"I once heard a rumor that there actually is a company with two integration teams that actually meet and talk once or twice a year. Just a rumor, mind you."...then to the post by Lorrain Lawson "Overcoming IT Siloes on the Road to SOA Success":
"Lorraine Lawson brought up the whole issue of silos and lack of communication in a recent post, and the implications for SOA. Namely, that SOA not only requires developers to know what other developers are doing, but that the business know what developers are doing, and visa-versa. Lorraine cites the example of one IT professional who had no idea what his coworkers did all day."
"I’ve also heard it said that competency centers also lift SOA matters above the grind of organizational politics. SOA projects can be prioritized according to the needs of the business at large, and not to serve the agenda of one business unit. Essentially, they can be silo-agnostic. (How’s that for a new term?)"

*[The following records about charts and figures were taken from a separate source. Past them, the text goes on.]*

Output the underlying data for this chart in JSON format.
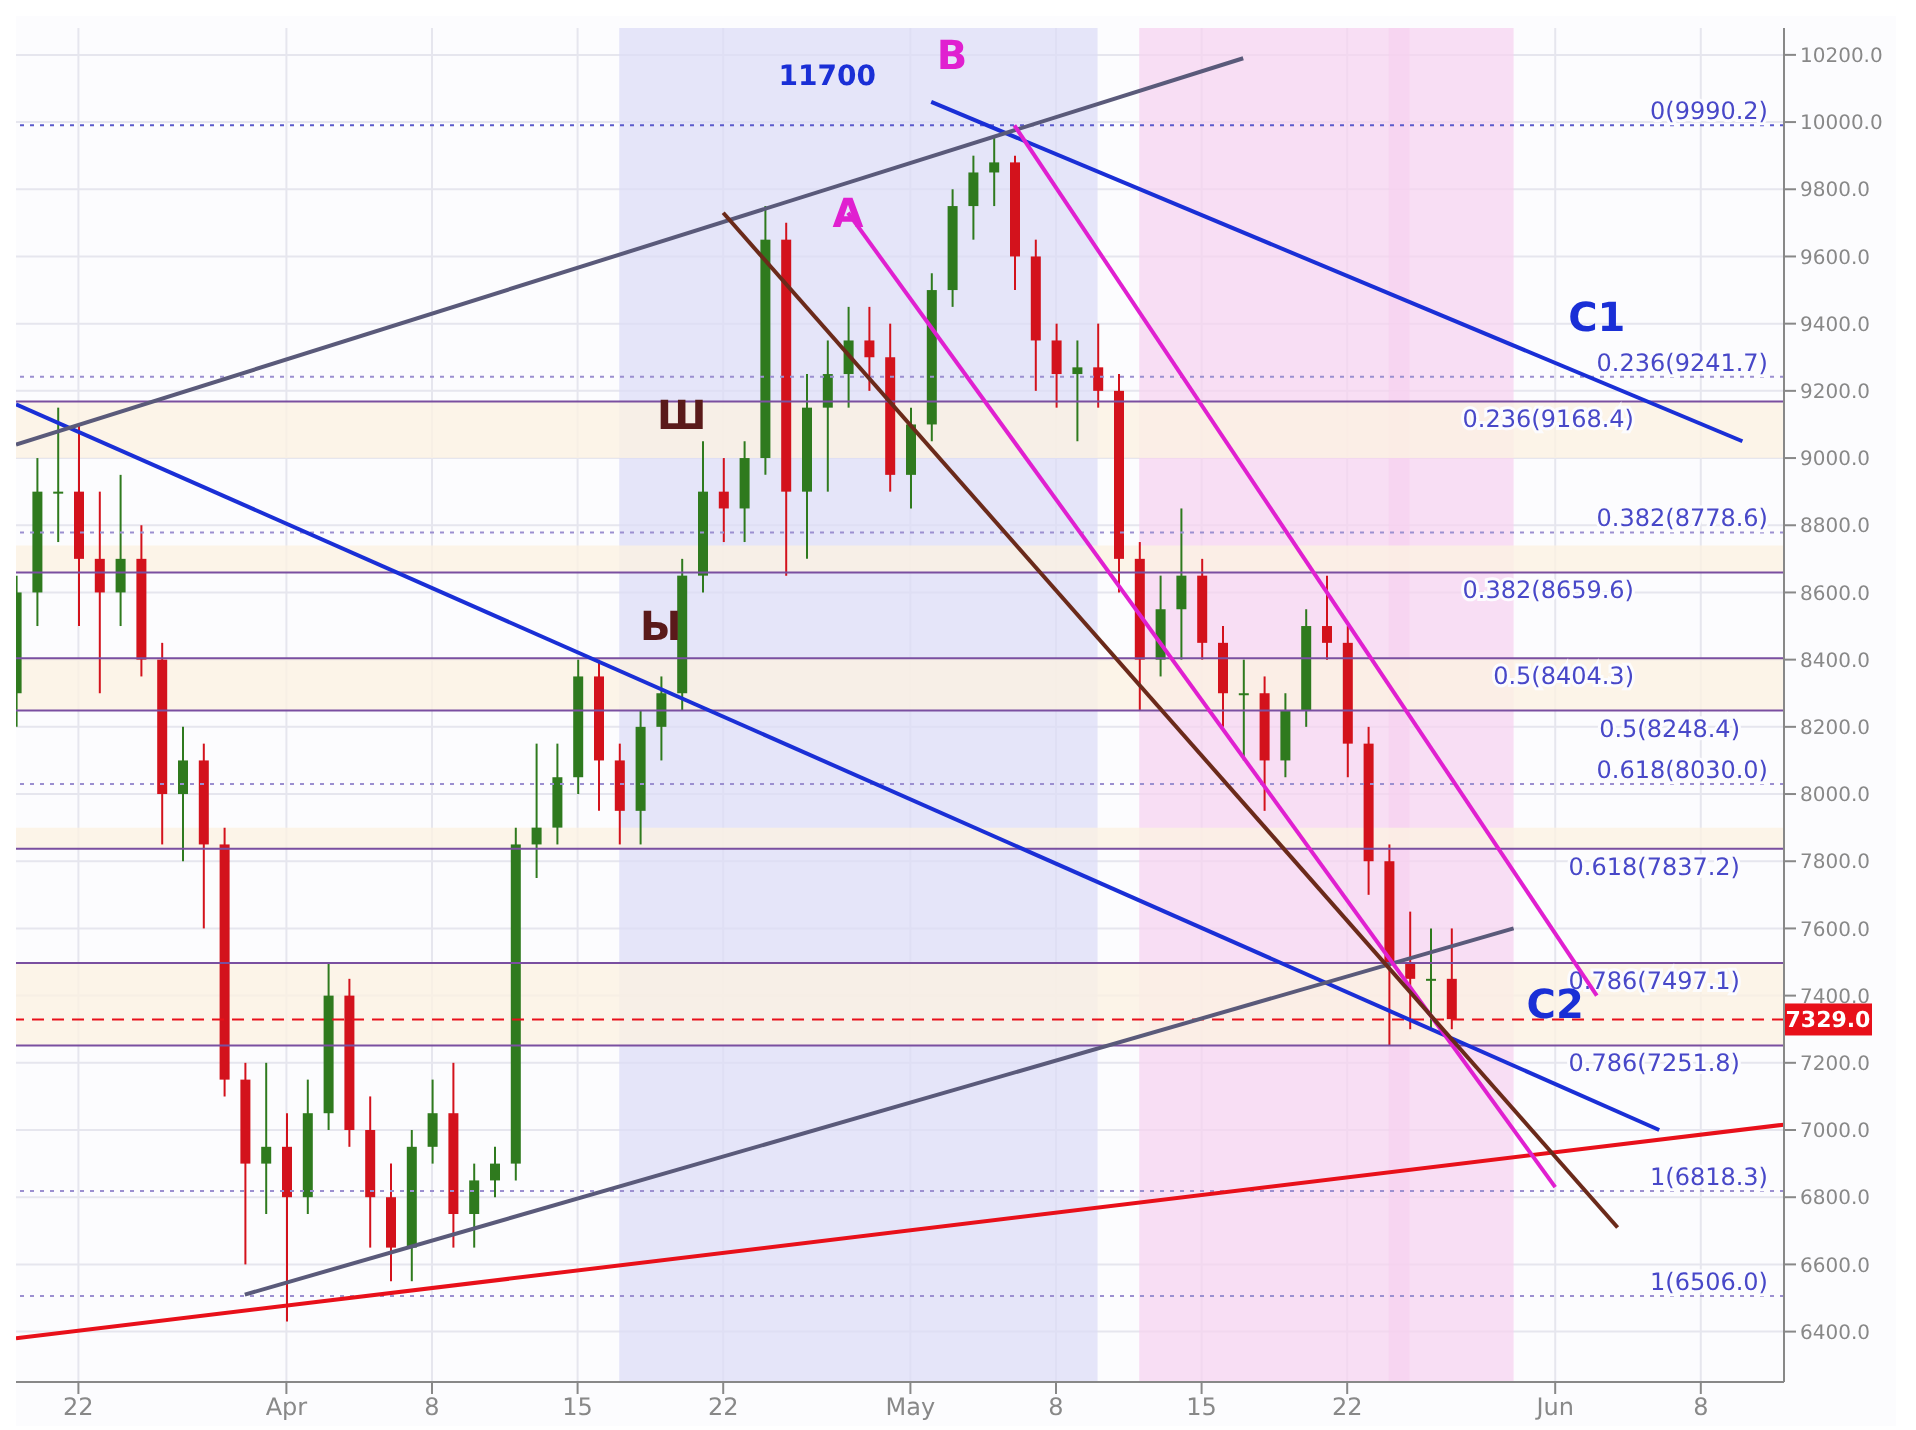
{
  "chart_data": {
    "type": "candlestick",
    "x": [
      "--03-19",
      "--03-20",
      "--03-21",
      "--03-22",
      "--03-23",
      "--03-24",
      "--03-25",
      "--03-26",
      "--03-27",
      "--03-28",
      "--03-29",
      "--03-30",
      "--03-31",
      "--04-01",
      "--04-02",
      "--04-03",
      "--04-04",
      "--04-05",
      "--04-06",
      "--04-07",
      "--04-08",
      "--04-09",
      "--04-10",
      "--04-11",
      "--04-12",
      "--04-13",
      "--04-14",
      "--04-15",
      "--04-16",
      "--04-17",
      "--04-18",
      "--04-19",
      "--04-20",
      "--04-21",
      "--04-22",
      "--04-23",
      "--04-24",
      "--04-25",
      "--04-26",
      "--04-27",
      "--04-28",
      "--04-29",
      "--04-30",
      "--05-01",
      "--05-02",
      "--05-03",
      "--05-04",
      "--05-05",
      "--05-06",
      "--05-07",
      "--05-08",
      "--05-09",
      "--05-10",
      "--05-11",
      "--05-12",
      "--05-13",
      "--05-14",
      "--05-15",
      "--05-16",
      "--05-17",
      "--05-18",
      "--05-19",
      "--05-20",
      "--05-21",
      "--05-22",
      "--05-23",
      "--05-24",
      "--05-25",
      "--05-26",
      "--05-27"
    ],
    "ohlc": [
      [
        8300,
        8650,
        8200,
        8600
      ],
      [
        8600,
        9000,
        8500,
        8900
      ],
      [
        8900,
        9150,
        8750,
        8900
      ],
      [
        8900,
        9100,
        8500,
        8700
      ],
      [
        8700,
        8900,
        8300,
        8600
      ],
      [
        8600,
        8950,
        8500,
        8700
      ],
      [
        8700,
        8800,
        8350,
        8400
      ],
      [
        8400,
        8450,
        7850,
        8000
      ],
      [
        8000,
        8200,
        7800,
        8100
      ],
      [
        8100,
        8150,
        7600,
        7850
      ],
      [
        7850,
        7900,
        7100,
        7150
      ],
      [
        7150,
        7200,
        6600,
        6900
      ],
      [
        6900,
        7200,
        6750,
        6950
      ],
      [
        6950,
        7050,
        6430,
        6800
      ],
      [
        6800,
        7150,
        6750,
        7050
      ],
      [
        7050,
        7500,
        7000,
        7400
      ],
      [
        7400,
        7450,
        6950,
        7000
      ],
      [
        7000,
        7100,
        6650,
        6800
      ],
      [
        6800,
        6900,
        6550,
        6650
      ],
      [
        6650,
        7000,
        6550,
        6950
      ],
      [
        6950,
        7150,
        6900,
        7050
      ],
      [
        7050,
        7200,
        6650,
        6750
      ],
      [
        6750,
        6900,
        6650,
        6850
      ],
      [
        6850,
        6950,
        6800,
        6900
      ],
      [
        6900,
        7900,
        6850,
        7850
      ],
      [
        7850,
        8150,
        7750,
        7900
      ],
      [
        7900,
        8150,
        7850,
        8050
      ],
      [
        8050,
        8400,
        8000,
        8350
      ],
      [
        8350,
        8400,
        7950,
        8100
      ],
      [
        8100,
        8150,
        7850,
        7950
      ],
      [
        7950,
        8250,
        7850,
        8200
      ],
      [
        8200,
        8350,
        8100,
        8300
      ],
      [
        8300,
        8700,
        8250,
        8650
      ],
      [
        8650,
        9050,
        8600,
        8900
      ],
      [
        8900,
        9000,
        8750,
        8850
      ],
      [
        8850,
        9050,
        8750,
        9000
      ],
      [
        9000,
        9750,
        8950,
        9650
      ],
      [
        9650,
        9700,
        8650,
        8900
      ],
      [
        8900,
        9250,
        8700,
        9150
      ],
      [
        9150,
        9350,
        8900,
        9250
      ],
      [
        9250,
        9450,
        9150,
        9350
      ],
      [
        9350,
        9450,
        9200,
        9300
      ],
      [
        9300,
        9400,
        8900,
        8950
      ],
      [
        8950,
        9150,
        8850,
        9100
      ],
      [
        9100,
        9550,
        9050,
        9500
      ],
      [
        9500,
        9800,
        9450,
        9750
      ],
      [
        9750,
        9900,
        9650,
        9850
      ],
      [
        9850,
        9960,
        9750,
        9880
      ],
      [
        9880,
        9900,
        9500,
        9600
      ],
      [
        9600,
        9650,
        9200,
        9350
      ],
      [
        9350,
        9400,
        9150,
        9250
      ],
      [
        9250,
        9350,
        9050,
        9270
      ],
      [
        9270,
        9400,
        9150,
        9200
      ],
      [
        9200,
        9250,
        8600,
        8700
      ],
      [
        8700,
        8750,
        8250,
        8400
      ],
      [
        8400,
        8650,
        8350,
        8550
      ],
      [
        8550,
        8850,
        8400,
        8650
      ],
      [
        8650,
        8700,
        8400,
        8450
      ],
      [
        8450,
        8500,
        8200,
        8300
      ],
      [
        8300,
        8400,
        8100,
        8300
      ],
      [
        8300,
        8350,
        7950,
        8100
      ],
      [
        8100,
        8300,
        8050,
        8250
      ],
      [
        8250,
        8550,
        8200,
        8500
      ],
      [
        8500,
        8650,
        8400,
        8450
      ],
      [
        8450,
        8500,
        8050,
        8150
      ],
      [
        8150,
        8200,
        7700,
        7800
      ],
      [
        7800,
        7850,
        7250,
        7500
      ],
      [
        7500,
        7650,
        7300,
        7450
      ],
      [
        7450,
        7600,
        7300,
        7450
      ],
      [
        7450,
        7600,
        7300,
        7330
      ]
    ],
    "series": [
      {
        "type": "line",
        "color": "#1a2fd6",
        "x": [
          "--05-02",
          "--06-10"
        ],
        "values": [
          10060,
          9050
        ]
      },
      {
        "type": "line",
        "color": "#1a2fd6",
        "x": [
          "--03-19",
          "--06-06"
        ],
        "values": [
          9160,
          7000
        ]
      },
      {
        "type": "line",
        "color": "#e8101a",
        "x": [
          "--03-19",
          "--06-12"
        ],
        "values": [
          6380,
          7016
        ]
      },
      {
        "type": "line",
        "color": "#5a5a7a",
        "x": [
          "--03-19",
          "--05-17"
        ],
        "values": [
          9040,
          10190
        ]
      },
      {
        "type": "line",
        "color": "#5a5a7a",
        "x": [
          "--03-30",
          "--05-30"
        ],
        "values": [
          6510,
          7600
        ]
      },
      {
        "type": "line",
        "color": "#e020d0",
        "x": [
          "--05-06",
          "--06-03"
        ],
        "values": [
          9990,
          7400
        ]
      },
      {
        "type": "line",
        "color": "#e020d0",
        "x": [
          "--04-28",
          "--06-01"
        ],
        "values": [
          9730,
          6830
        ]
      },
      {
        "type": "line",
        "color": "#6b2a1a",
        "x": [
          "--04-22",
          "--06-04"
        ],
        "values": [
          9730,
          6710
        ]
      }
    ],
    "xlim": [
      "--03-19",
      "--06-12"
    ],
    "xticks": [
      {
        "value": "--03-22",
        "label": "22"
      },
      {
        "value": "--04-01",
        "label": "Apr"
      },
      {
        "value": "--04-08",
        "label": "8"
      },
      {
        "value": "--04-15",
        "label": "15"
      },
      {
        "value": "--04-22",
        "label": "22"
      },
      {
        "value": "--05-01",
        "label": "May"
      },
      {
        "value": "--05-08",
        "label": "8"
      },
      {
        "value": "--05-15",
        "label": "15"
      },
      {
        "value": "--05-22",
        "label": "22"
      },
      {
        "value": "--06-01",
        "label": "Jun"
      },
      {
        "value": "--06-08",
        "label": "8"
      }
    ],
    "ylim": [
      6250,
      10280
    ],
    "yticks": [
      {
        "value": 6400,
        "label": "6400.0"
      },
      {
        "value": 6600,
        "label": "6600.0"
      },
      {
        "value": 6800,
        "label": "6800.0"
      },
      {
        "value": 7000,
        "label": "7000.0"
      },
      {
        "value": 7200,
        "label": "7200.0"
      },
      {
        "value": 7400,
        "label": "7400.0"
      },
      {
        "value": 7600,
        "label": "7600.0"
      },
      {
        "value": 7800,
        "label": "7800.0"
      },
      {
        "value": 8000,
        "label": "8000.0"
      },
      {
        "value": 8200,
        "label": "8200.0"
      },
      {
        "value": 8400,
        "label": "8400.0"
      },
      {
        "value": 8600,
        "label": "8600.0"
      },
      {
        "value": 8800,
        "label": "8800.0"
      },
      {
        "value": 9000,
        "label": "9000.0"
      },
      {
        "value": 9200,
        "label": "9200.0"
      },
      {
        "value": 9400,
        "label": "9400.0"
      },
      {
        "value": 9600,
        "label": "9600.0"
      },
      {
        "value": 9800,
        "label": "9800.0"
      },
      {
        "value": 10000,
        "label": "10000.0"
      },
      {
        "value": 10200,
        "label": "10200.0"
      }
    ],
    "grid": true,
    "ref_lines": [
      {
        "axis": "y",
        "value": 9990.2,
        "label": "0(9990.2)",
        "color": "#5a5acc",
        "line_style": "dotted"
      },
      {
        "axis": "y",
        "value": 9241.7,
        "label": "0.236(9241.7)",
        "color": "#9b8fd0",
        "line_style": "dotted"
      },
      {
        "axis": "y",
        "value": 9168.4,
        "label": "0.236(9168.4)",
        "color": "#7a4fa0",
        "line_style": "solid"
      },
      {
        "axis": "y",
        "value": 8778.6,
        "label": "0.382(8778.6)",
        "color": "#9b8fd0",
        "line_style": "dotted"
      },
      {
        "axis": "y",
        "value": 8659.6,
        "label": "0.382(8659.6)",
        "color": "#7a4fa0",
        "line_style": "solid"
      },
      {
        "axis": "y",
        "value": 8404.3,
        "label": "0.5(8404.3)",
        "color": "#7a4fa0",
        "line_style": "solid"
      },
      {
        "axis": "y",
        "value": 8248.4,
        "label": "0.5(8248.4)",
        "color": "#7a4fa0",
        "line_style": "solid"
      },
      {
        "axis": "y",
        "value": 8030.0,
        "label": "0.618(8030.0)",
        "color": "#9b8fd0",
        "line_style": "dotted"
      },
      {
        "axis": "y",
        "value": 7837.2,
        "label": "0.618(7837.2)",
        "color": "#7a4fa0",
        "line_style": "solid"
      },
      {
        "axis": "y",
        "value": 7497.1,
        "label": "0.786(7497.1)",
        "color": "#7a4fa0",
        "line_style": "solid"
      },
      {
        "axis": "y",
        "value": 7251.8,
        "label": "0.786(7251.8)",
        "color": "#7a4fa0",
        "line_style": "solid"
      },
      {
        "axis": "y",
        "value": 6818.3,
        "label": "1(6818.3)",
        "color": "#9b8fd0",
        "line_style": "dotted"
      },
      {
        "axis": "y",
        "value": 6506.0,
        "label": "1(6506.0)",
        "color": "#9b8fd0",
        "line_style": "dotted"
      },
      {
        "axis": "y",
        "value": 7329.0,
        "label": "7329.0",
        "color": "#e8101a",
        "line_style": "dashed"
      }
    ],
    "bands": [
      {
        "axis": "x",
        "from": "--04-17",
        "to": "--05-10",
        "color": "#dcdcf6"
      },
      {
        "axis": "x",
        "from": "--05-12",
        "to": "--05-25",
        "color": "#f6d2f0"
      },
      {
        "axis": "x",
        "from": "--05-24",
        "to": "--05-30",
        "color": "#f6d2f0"
      },
      {
        "axis": "y",
        "from": 9000,
        "to": 9168.4,
        "color": "#fbf1e2"
      },
      {
        "axis": "y",
        "from": 8659.6,
        "to": 8740,
        "color": "#fbf1e2"
      },
      {
        "axis": "y",
        "from": 8248.4,
        "to": 8404.3,
        "color": "#fbf1e2"
      },
      {
        "axis": "y",
        "from": 7837.2,
        "to": 7900,
        "color": "#fbf1e2"
      },
      {
        "axis": "y",
        "from": 7251.8,
        "to": 7497.1,
        "color": "#fbf1e2"
      }
    ],
    "annotations": [
      "11700",
      "B",
      {
        "text": "A",
        "x": "--04-28",
        "y": 9730
      },
      "Ш",
      "Ы",
      "C1",
      {
        "text": "C2",
        "x": "--06-01",
        "y": 7250
      }
    ]
  }
}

"I’m hoping and, frankly, assuming, that most organizations aren’t quite that dysfunctional. Still, even if your developers are 25 percent more talkative and social than the ones in my friend’s workplace, you can see how organizational issues within IT could be a big barrier for successful service-oriented architecture."...and then back to the post "Organizing for SOA Success" Eric Roch:
"SOA requires developers to know what other developers are doing – hence, you have repositories and registries. But even with these technology solutions, how the IT organization interacts internally and with the business is a common problem for SOA implementations, says Eric Roch"

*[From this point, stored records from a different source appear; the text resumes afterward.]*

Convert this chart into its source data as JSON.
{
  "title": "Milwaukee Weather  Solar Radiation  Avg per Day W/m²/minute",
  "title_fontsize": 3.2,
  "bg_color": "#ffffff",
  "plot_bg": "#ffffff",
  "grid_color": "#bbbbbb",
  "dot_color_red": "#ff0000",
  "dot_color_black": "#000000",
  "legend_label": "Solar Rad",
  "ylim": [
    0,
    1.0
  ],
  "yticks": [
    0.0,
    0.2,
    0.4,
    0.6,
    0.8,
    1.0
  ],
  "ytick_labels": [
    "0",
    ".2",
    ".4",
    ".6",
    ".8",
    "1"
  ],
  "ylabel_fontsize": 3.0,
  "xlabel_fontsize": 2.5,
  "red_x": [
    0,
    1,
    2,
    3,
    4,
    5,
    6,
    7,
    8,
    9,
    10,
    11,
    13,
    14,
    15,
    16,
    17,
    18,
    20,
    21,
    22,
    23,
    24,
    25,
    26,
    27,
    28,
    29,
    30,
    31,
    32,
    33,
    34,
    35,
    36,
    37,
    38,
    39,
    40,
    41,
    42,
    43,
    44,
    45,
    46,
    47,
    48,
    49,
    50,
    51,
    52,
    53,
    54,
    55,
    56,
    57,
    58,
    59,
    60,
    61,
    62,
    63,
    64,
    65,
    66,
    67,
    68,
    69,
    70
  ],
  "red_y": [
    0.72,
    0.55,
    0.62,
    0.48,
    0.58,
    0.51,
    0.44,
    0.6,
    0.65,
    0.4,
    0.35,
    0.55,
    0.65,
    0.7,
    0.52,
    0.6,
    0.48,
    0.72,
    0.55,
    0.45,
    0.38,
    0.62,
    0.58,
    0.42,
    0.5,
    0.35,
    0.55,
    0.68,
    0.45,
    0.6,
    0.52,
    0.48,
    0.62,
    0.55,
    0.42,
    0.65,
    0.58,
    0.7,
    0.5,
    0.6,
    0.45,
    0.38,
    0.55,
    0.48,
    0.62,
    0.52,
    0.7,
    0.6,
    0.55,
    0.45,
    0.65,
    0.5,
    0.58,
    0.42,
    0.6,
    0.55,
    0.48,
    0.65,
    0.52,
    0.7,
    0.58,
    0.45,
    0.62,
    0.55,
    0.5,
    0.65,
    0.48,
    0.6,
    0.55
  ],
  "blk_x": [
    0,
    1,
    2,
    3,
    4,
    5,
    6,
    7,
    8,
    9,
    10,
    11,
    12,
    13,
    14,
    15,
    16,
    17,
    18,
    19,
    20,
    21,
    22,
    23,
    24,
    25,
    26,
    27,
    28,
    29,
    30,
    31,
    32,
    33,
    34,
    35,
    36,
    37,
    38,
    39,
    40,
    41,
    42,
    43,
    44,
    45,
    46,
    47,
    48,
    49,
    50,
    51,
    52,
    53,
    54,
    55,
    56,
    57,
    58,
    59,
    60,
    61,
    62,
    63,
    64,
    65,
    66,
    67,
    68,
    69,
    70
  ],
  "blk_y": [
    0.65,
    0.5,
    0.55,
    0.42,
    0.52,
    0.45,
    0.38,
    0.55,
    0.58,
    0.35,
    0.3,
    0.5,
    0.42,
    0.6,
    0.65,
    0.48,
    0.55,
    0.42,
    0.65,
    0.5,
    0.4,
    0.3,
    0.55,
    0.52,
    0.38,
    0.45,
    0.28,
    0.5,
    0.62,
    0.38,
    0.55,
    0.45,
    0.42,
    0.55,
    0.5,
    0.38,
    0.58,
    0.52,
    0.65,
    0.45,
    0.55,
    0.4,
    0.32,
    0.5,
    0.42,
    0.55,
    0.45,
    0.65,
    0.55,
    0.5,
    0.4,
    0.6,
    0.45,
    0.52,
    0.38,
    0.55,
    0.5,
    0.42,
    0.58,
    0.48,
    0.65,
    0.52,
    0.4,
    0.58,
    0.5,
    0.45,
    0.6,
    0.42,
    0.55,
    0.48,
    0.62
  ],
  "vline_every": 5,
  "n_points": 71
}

"While most IT organizations are focused on the technology aspects of SOA a common barrier to SOA success is IT organization itself and how the organization interacts internally and with the business. IT organizational change is needed for SOA governance including the adoption of a SOA software development lifecycle and the runtime governance of shared services and the components that support them"...and then finally back to a video clip of a customer (Luxottica) who according to Eric Roch is "linking their success to the SOA organizational structure and roadmap". It is worth checking out. To quote one of the persons appearing in the video, Ken Faw who is Director of Integration Strategies at Perficient:
"The best practice for SOA organization is to establish a Competency Center to own the services catalog, common schemas and governance processes. But a SOA Competency Center does not just spring up overnight, nor will it address cross-functional barriers without participation from other IT entities."
"To overcome organizational barriers I recommend forming a cross-functional SOA Steering Committee composed of the leader of the enterprise SOA initiative, a lead architect from each functional-application system and an enterprise architect"

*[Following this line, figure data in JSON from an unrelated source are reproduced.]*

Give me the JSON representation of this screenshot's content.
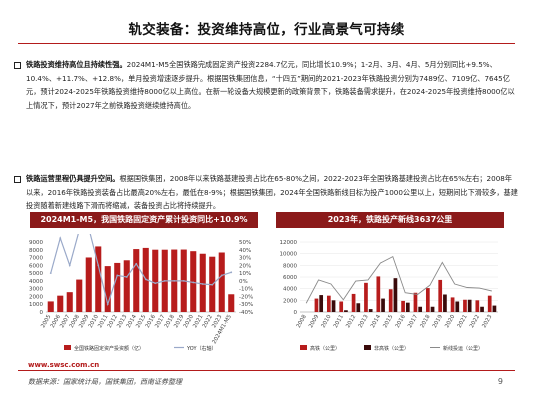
{
  "title": "轨交装备：投资维持高位，行业高景气可持续",
  "bullet1": {
    "lead": "铁路投资维持高位且持续性强。",
    "text": "2024M1-M5全国铁路完成固定资产投资2284.7亿元，同比增长10.9%；1-2月、3月、4月、5月分别同比+9.5%、10.4%、+11.7%、+12.8%，单月投资增速逐步提升。根据国铁集团信息，“十四五”期间的2021-2023年铁路投资分别为7489亿、7109亿、7645亿元，预计2024-2025年铁路投资维持8000亿以上高位。在新一轮设备大规模更新的政策背景下，铁路装备需求提升，在2024-2025年投资维持8000亿以上情况下，预计2027年之前铁路投资继续维持高位。"
  },
  "bullet2": {
    "lead": "铁路运营里程仍具提升空间。",
    "text": "根据国铁集团，2008年以来铁路基建投资占比在65-80%之间，2022-2023年全国铁路基建投资占比在65%左右；2008年以来，2016年铁路投资装备占比最高20%左右，最低在8-9%；根据国铁集团，2024年全国铁路新线目标为投产1000公里以上，短期间比下滑较多，基建投资随着新建线路下滑而将缩减，装备投资占比将持续提升。"
  },
  "chart_headers": {
    "left": "2024M1-M5，我国铁路固定资产累计投资同比+10.9%",
    "right": "2023年，铁路投产新线3637公里"
  },
  "colors": {
    "accent": "#8b1a1a",
    "rule": "#b31b1b",
    "bar": "#b71c1c",
    "bar_dark": "#3a0a0a",
    "line": "#9aa9c9",
    "line2": "#8a8a8a"
  },
  "chart_data": [
    {
      "type": "bar",
      "categories": [
        "2005",
        "2006",
        "2007",
        "2008",
        "2009",
        "2010",
        "2011",
        "2012",
        "2013",
        "2014",
        "2015",
        "2016",
        "2017",
        "2018",
        "2019",
        "2020",
        "2021",
        "2022",
        "2023",
        "2024M1-M5"
      ],
      "series": [
        {
          "name": "全国铁路固定资产投资额（亿）",
          "values": [
            1360,
            2100,
            2550,
            4170,
            7010,
            8430,
            5900,
            6310,
            6650,
            8090,
            8240,
            8010,
            8010,
            8030,
            8030,
            7820,
            7490,
            7110,
            7650,
            2280
          ]
        },
        {
          "name": "YOY（右轴）",
          "values": [
            10,
            55,
            20,
            65,
            68,
            20,
            -30,
            7,
            5,
            22,
            2,
            -3,
            0,
            0,
            0,
            -2,
            -4,
            -5,
            7,
            11
          ]
        }
      ],
      "ylim_left": [
        0,
        9000
      ],
      "ylim_right": [
        -40,
        50
      ],
      "yticks_left": [
        "0",
        "1000",
        "2000",
        "3000",
        "4000",
        "5000",
        "6000",
        "7000",
        "8000",
        "9000"
      ],
      "yticks_right": [
        "-40%",
        "-30%",
        "-20%",
        "-10%",
        "0%",
        "10%",
        "20%",
        "30%",
        "40%",
        "50%"
      ]
    },
    {
      "type": "bar",
      "categories": [
        "2008",
        "2009",
        "2010",
        "2011",
        "2012",
        "2013",
        "2014",
        "2015",
        "2016",
        "2017",
        "2018",
        "2019",
        "2020",
        "2021",
        "2022",
        "2023"
      ],
      "series": [
        {
          "name": "高铁（公里）",
          "values": [
            0,
            2300,
            2800,
            1800,
            3100,
            5000,
            6100,
            3900,
            1900,
            3300,
            4100,
            5500,
            2500,
            2100,
            2000,
            2800
          ]
        },
        {
          "name": "非高铁（公里）",
          "values": [
            0,
            2900,
            2000,
            300,
            1500,
            500,
            2300,
            5800,
            1600,
            900,
            900,
            3000,
            1800,
            2100,
            900,
            1100
          ]
        },
        {
          "name": "新线投运（公里）",
          "values": [
            1500,
            5500,
            4800,
            2100,
            5300,
            5500,
            8400,
            9500,
            3300,
            3000,
            4600,
            8500,
            4800,
            4200,
            4100,
            3600
          ]
        }
      ],
      "ylim": [
        0,
        12000
      ],
      "yticks": [
        "0",
        "2000",
        "4000",
        "6000",
        "8000",
        "10000",
        "12000"
      ]
    }
  ],
  "footer": {
    "site": "www.swsc.com.cn",
    "source": "数据来源：国家统计局，国铁集团，西南证券整理",
    "page": "9"
  }
}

"We don't have to have a massive governance effort. We have to get it to fit in into the whole evolution of people's intuition, their capacity to absorb it. To me, service-oriented architecture is bigger than the entry point - its the plane, it's the whole transformation of intuition that is going to happen to people, that helps them to become more autonomous agents, working in parallel to achieve multiple business objectives."
Yes folks, there we have the mysterious main ingredient in the recipe of success again: PEOPLE. The main ingredient is not technology, nor is it the organization in itself. It is the people, how they think and behave. And the problem with people is that if you can't do it with them, you can't do it without them either. Wouldn't it be easier if it was all just a technology thing, about bits and bytes?